European Molecular Biology Laboratory, European Bioinformatics Institute, Wellcome Genome Campus, Hinxton, Cambridge, United Kingdom.
Mol Genet Genomic Med. 2021 Dec;9(12):e1786. doi: 10.1002/mgg3.1786. Epub 2021 Aug 26.
Variant interpretation is dependent on transcript annotation and remains time consuming and challenging. There are major obstacles for historical data reuse and for interpretation of new variants. First, both RefSeq and Ensembl/GENCODE produce transcript sets in common use, but there is currently no easy way to translate between the two. Second, the resources often used for variant interpretation (e.g. ClinVar, gnomAD, UniProt) do not use the same transcript set, nor default transcript or protein sequence.

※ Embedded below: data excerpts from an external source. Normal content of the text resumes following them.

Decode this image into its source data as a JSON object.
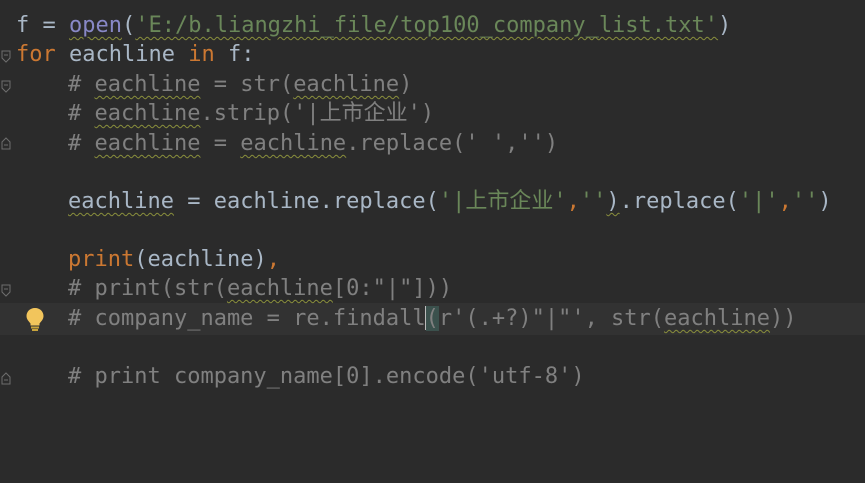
{
  "code": {
    "line1": {
      "var": "f",
      "eq": " = ",
      "func": "open",
      "lparen": "(",
      "path": "'E:/b.liangzhi_file/top100_company_list.txt'",
      "rparen": ")"
    },
    "line2": {
      "kw_for": "for",
      "var": " eachline ",
      "kw_in": "in",
      "rest": " f:"
    },
    "line3": {
      "hash": "# ",
      "var1": "eachline",
      "mid": " = str(",
      "var2": "eachline",
      "end": ")"
    },
    "line4": {
      "hash": "# ",
      "var1": "eachline",
      "rest": ".strip('|上市企业')"
    },
    "line5": {
      "hash": "# ",
      "var1": "eachline",
      "mid": " = ",
      "var2": "eachline",
      "rest": ".replace(' ','')"
    },
    "line6": {
      "var1": "eachline",
      "mid1": " = eachline.replace(",
      "s1": "'|上市企业'",
      "comma1": ",",
      "s2": "''",
      "rparen": ")",
      "mid2": ".replace(",
      "s3": "'|'",
      "comma2": ",",
      "s4": "''",
      "end": ")"
    },
    "line7": {
      "func": "print",
      "args": "(eachline)",
      "comma": ","
    },
    "line8": {
      "pre": "# print(str(",
      "var1": "eachline",
      "post": "[0:\"|\"]))"
    },
    "line9": {
      "pre": "# company_name = re.findall",
      "paren": "(",
      "mid": "r'(.+?)\"|\"', str(",
      "var1": "eachline",
      "end": "))"
    },
    "line10": {
      "text": "# print company_name[0].encode('utf-8')"
    }
  },
  "icons": {
    "intention_bulb": "lightbulb-icon",
    "fold_marker": "fold-marker-icon"
  },
  "colors": {
    "background": "#2b2b2b",
    "current_line": "#323232",
    "keyword": "#cc7832",
    "string": "#6a8759",
    "builtin": "#8888c6",
    "comment": "#808080",
    "text": "#a9b7c6",
    "bulb": "#f2c55c"
  }
}
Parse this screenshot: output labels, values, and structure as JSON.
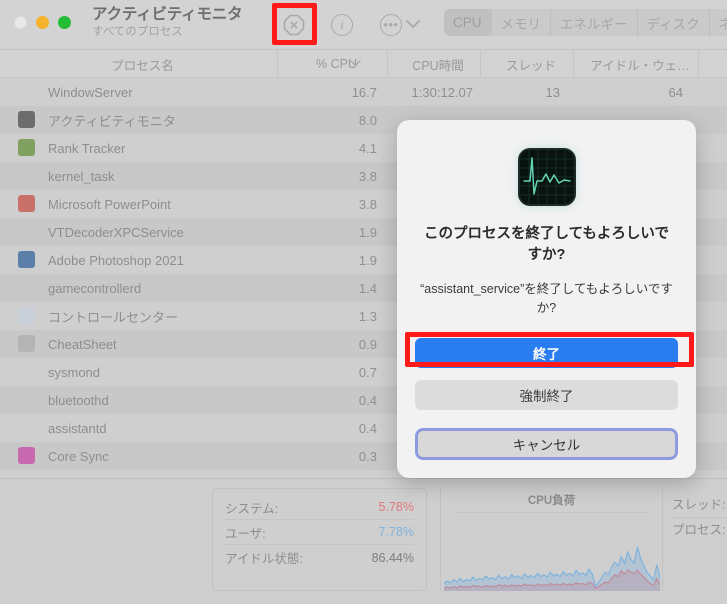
{
  "window": {
    "title": "アクティビティモニタ",
    "subtitle": "すべてのプロセス",
    "traffic": {
      "close": "close-button",
      "minimize": "minimize-button",
      "maximize": "maximize-button"
    }
  },
  "toolbar": {
    "quit_process_icon": "quit-process-octagon-icon",
    "info_icon": "info-circle-icon",
    "more_icon": "ellipsis-circle-icon",
    "chevron_icon": "chevron-down-icon",
    "highlight_color": "#ff1a1a",
    "tabs": [
      {
        "label": "CPU",
        "active": true
      },
      {
        "label": "メモリ",
        "active": false
      },
      {
        "label": "エネルギー",
        "active": false
      },
      {
        "label": "ディスク",
        "active": false
      },
      {
        "label": "ネッ",
        "active": false
      }
    ]
  },
  "table": {
    "columns": [
      {
        "label": "プロセス名"
      },
      {
        "label": "% CPU",
        "sort": "descending",
        "sort_icon": "chevron-down-icon"
      },
      {
        "label": "CPU時間"
      },
      {
        "label": "スレッド"
      },
      {
        "label": "アイドル・ウェ…"
      }
    ],
    "rows": [
      {
        "name": "WindowServer",
        "cpu": "16.7",
        "time": "1:30:12.07",
        "threads": "13",
        "idle": "64",
        "icon": ""
      },
      {
        "name": "アクティビティモニタ",
        "cpu": "8.0",
        "time": "",
        "threads": "",
        "idle": "",
        "icon": "#6d6d6d"
      },
      {
        "name": "Rank Tracker",
        "cpu": "4.1",
        "time": "",
        "threads": "",
        "idle": "",
        "icon": "#7fa05f"
      },
      {
        "name": "kernel_task",
        "cpu": "3.8",
        "time": "",
        "threads": "",
        "idle": "",
        "icon": ""
      },
      {
        "name": "Microsoft PowerPoint",
        "cpu": "3.8",
        "time": "",
        "threads": "",
        "idle": "",
        "icon": "#c8706a"
      },
      {
        "name": "VTDecoderXPCService",
        "cpu": "1.9",
        "time": "",
        "threads": "",
        "idle": "",
        "icon": ""
      },
      {
        "name": "Adobe Photoshop 2021",
        "cpu": "1.9",
        "time": "",
        "threads": "",
        "idle": "",
        "icon": "#5b7fa8"
      },
      {
        "name": "gamecontrollerd",
        "cpu": "1.4",
        "time": "",
        "threads": "",
        "idle": "",
        "icon": ""
      },
      {
        "name": "コントロールセンター",
        "cpu": "1.3",
        "time": "",
        "threads": "",
        "idle": "",
        "icon": "#c9cfd8"
      },
      {
        "name": "CheatSheet",
        "cpu": "0.9",
        "time": "",
        "threads": "",
        "idle": "",
        "icon": "#b4b4b4"
      },
      {
        "name": "sysmond",
        "cpu": "0.7",
        "time": "",
        "threads": "",
        "idle": "",
        "icon": ""
      },
      {
        "name": "bluetoothd",
        "cpu": "0.4",
        "time": "",
        "threads": "",
        "idle": "",
        "icon": ""
      },
      {
        "name": "assistantd",
        "cpu": "0.4",
        "time": "",
        "threads": "",
        "idle": "",
        "icon": ""
      },
      {
        "name": "Core Sync",
        "cpu": "0.3",
        "time": "",
        "threads": "",
        "idle": "",
        "icon": "#c86ab0"
      }
    ]
  },
  "footer": {
    "stats": [
      {
        "label": "システム:",
        "value": "5.78%",
        "color": "#e0787a"
      },
      {
        "label": "ユーザ:",
        "value": "7.78%",
        "color": "#7fb3dd"
      },
      {
        "label": "アイドル状態:",
        "value": "86.44%",
        "color": "#7d7d7d"
      }
    ],
    "graph_title": "CPU負荷",
    "right_labels": [
      {
        "label": "スレッド:"
      },
      {
        "label": "プロセス:"
      }
    ]
  },
  "dialog": {
    "app_icon": "activity-monitor-ekg-icon",
    "title": "このプロセスを終了してもよろしいですか?",
    "message": "“assistant_service”を終了してもよろしいですか?",
    "buttons": [
      {
        "label": "終了",
        "style": "primary",
        "highlighted": true
      },
      {
        "label": "強制終了",
        "style": "secondary",
        "highlighted": false
      },
      {
        "label": "キャンセル",
        "style": "focused",
        "highlighted": false
      }
    ]
  },
  "chart_data": {
    "type": "area",
    "title": "CPU負荷",
    "xlabel": "",
    "ylabel": "",
    "ylim": [
      0,
      100
    ],
    "series": [
      {
        "name": "ユーザ",
        "color": "#7fb3dd",
        "values": [
          12,
          16,
          13,
          18,
          14,
          20,
          15,
          18,
          16,
          22,
          17,
          20,
          18,
          24,
          19,
          21,
          18,
          25,
          20,
          23,
          19,
          26,
          21,
          24,
          20,
          27,
          22,
          25,
          21,
          28,
          23,
          26,
          22,
          30,
          24,
          27,
          23,
          31,
          25,
          28,
          24,
          33,
          26,
          29,
          25,
          35,
          27,
          8,
          14,
          22,
          30,
          26,
          38,
          46,
          40,
          55,
          44,
          62,
          50,
          45,
          70,
          52,
          40,
          30,
          24,
          18,
          42,
          20
        ]
      },
      {
        "name": "システム",
        "color": "#e0787a",
        "values": [
          4,
          6,
          5,
          7,
          5,
          8,
          6,
          7,
          6,
          9,
          7,
          8,
          6,
          9,
          7,
          8,
          7,
          10,
          8,
          9,
          7,
          10,
          8,
          9,
          8,
          11,
          9,
          10,
          8,
          11,
          9,
          10,
          9,
          12,
          10,
          11,
          9,
          12,
          10,
          11,
          10,
          13,
          11,
          12,
          10,
          14,
          12,
          4,
          7,
          11,
          14,
          13,
          20,
          26,
          23,
          32,
          27,
          34,
          30,
          28,
          33,
          27,
          22,
          16,
          12,
          9,
          20,
          10
        ]
      }
    ]
  }
}
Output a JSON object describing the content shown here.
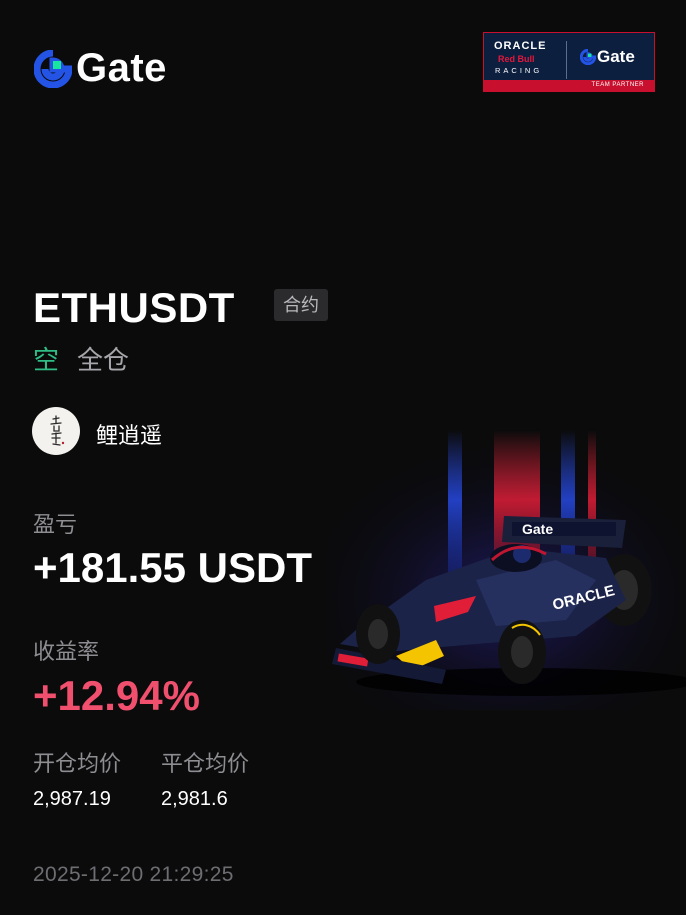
{
  "brand": {
    "name": "Gate"
  },
  "partner_badge": {
    "oracle": "ORACLE",
    "redbull": "Red Bull",
    "racing": "RACING",
    "gate": "Gate",
    "footer": "TEAM PARTNER"
  },
  "position": {
    "pair": "ETHUSDT",
    "contract_tag": "合约",
    "side": "空",
    "margin_mode": "全仓"
  },
  "user": {
    "name": "鲤逍遥"
  },
  "pnl": {
    "label": "盈亏",
    "value": "+181.55 USDT"
  },
  "roi": {
    "label": "收益率",
    "value": "+12.94%"
  },
  "prices": {
    "open_label": "开仓均价",
    "close_label": "平仓均价",
    "open_value": "2,987.19",
    "close_value": "2,981.6"
  },
  "timestamp": "2025-12-20 21:29:25",
  "colors": {
    "background": "#0b0b0c",
    "short_green": "#2fbd85",
    "roi_red": "#f0506e",
    "gate_blue": "#2354e6",
    "gate_green": "#17e6a1",
    "rb_red": "#c8102e",
    "rb_navy": "#0d1f3f"
  }
}
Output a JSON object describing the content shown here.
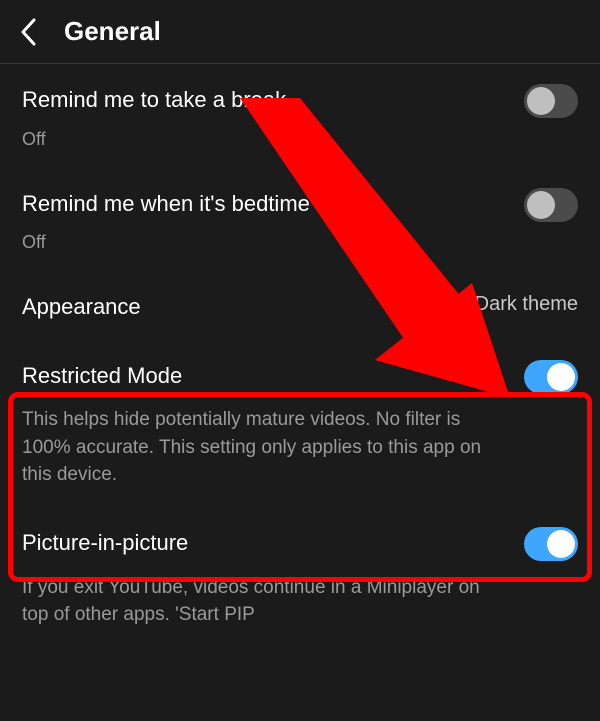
{
  "header": {
    "title": "General"
  },
  "settings": {
    "break": {
      "title": "Remind me to take a break",
      "value": "Off",
      "on": false
    },
    "bedtime": {
      "title": "Remind me when it's bedtime",
      "value": "Off",
      "on": false
    },
    "appearance": {
      "title": "Appearance",
      "value": "Dark theme"
    },
    "restricted": {
      "title": "Restricted Mode",
      "desc": "This helps hide potentially mature videos. No filter is 100% accurate. This setting only applies to this app on this device.",
      "on": true
    },
    "pip": {
      "title": "Picture-in-picture",
      "desc": "If you exit YouTube, videos continue in a Miniplayer on top of other apps. 'Start PIP",
      "on": true
    }
  },
  "annotation": {
    "type": "arrow",
    "color": "#ff0000",
    "points_to": "restricted-mode-toggle"
  }
}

Ensembl ran a survey in 2018 to sample attitudes to choosing one default transcript per locus, and to gather data on reference sequences used by the scientific community. This was publicised on the Ensembl and UCSC genome browsers, by email and on social media.
The survey had 788 responses from 32 different countries, the results of which we report here.
We present our roadmap to create an effective default set of transcripts for resources, and for reporting interpretation of clinical variants.
变体解释依赖于转录本注释,仍然耗时且具有挑战性。历史数据的重复使用和新变体的解释存在重大障碍。首先,RefSeq 和 Ensembl/GENCODE 都生成常用的转录本集,但目前没有简便的方法在两者之间进行转换。其次,变体解释常用的资源(例如 ClinVar、gnomAD、UniProt)不使用相同的转录本集,也没有默认的转录本或蛋白质序列。
Ensembl 在 2018 年进行了一项调查,以抽样选择每个基因座的一个默认转录本的态度,并收集有关科学界使用的参考序列的数据。该调查在 Ensembl 和 UCSC 基因组浏览器、电子邮件和社交媒体上进行了宣传。
该调查收到了来自 32 个不同国家的 788 份回复,我们在此报告这些回复的结果。
我们提出了创建资源和报告临床变体解释的有效默认转录本集的路线图。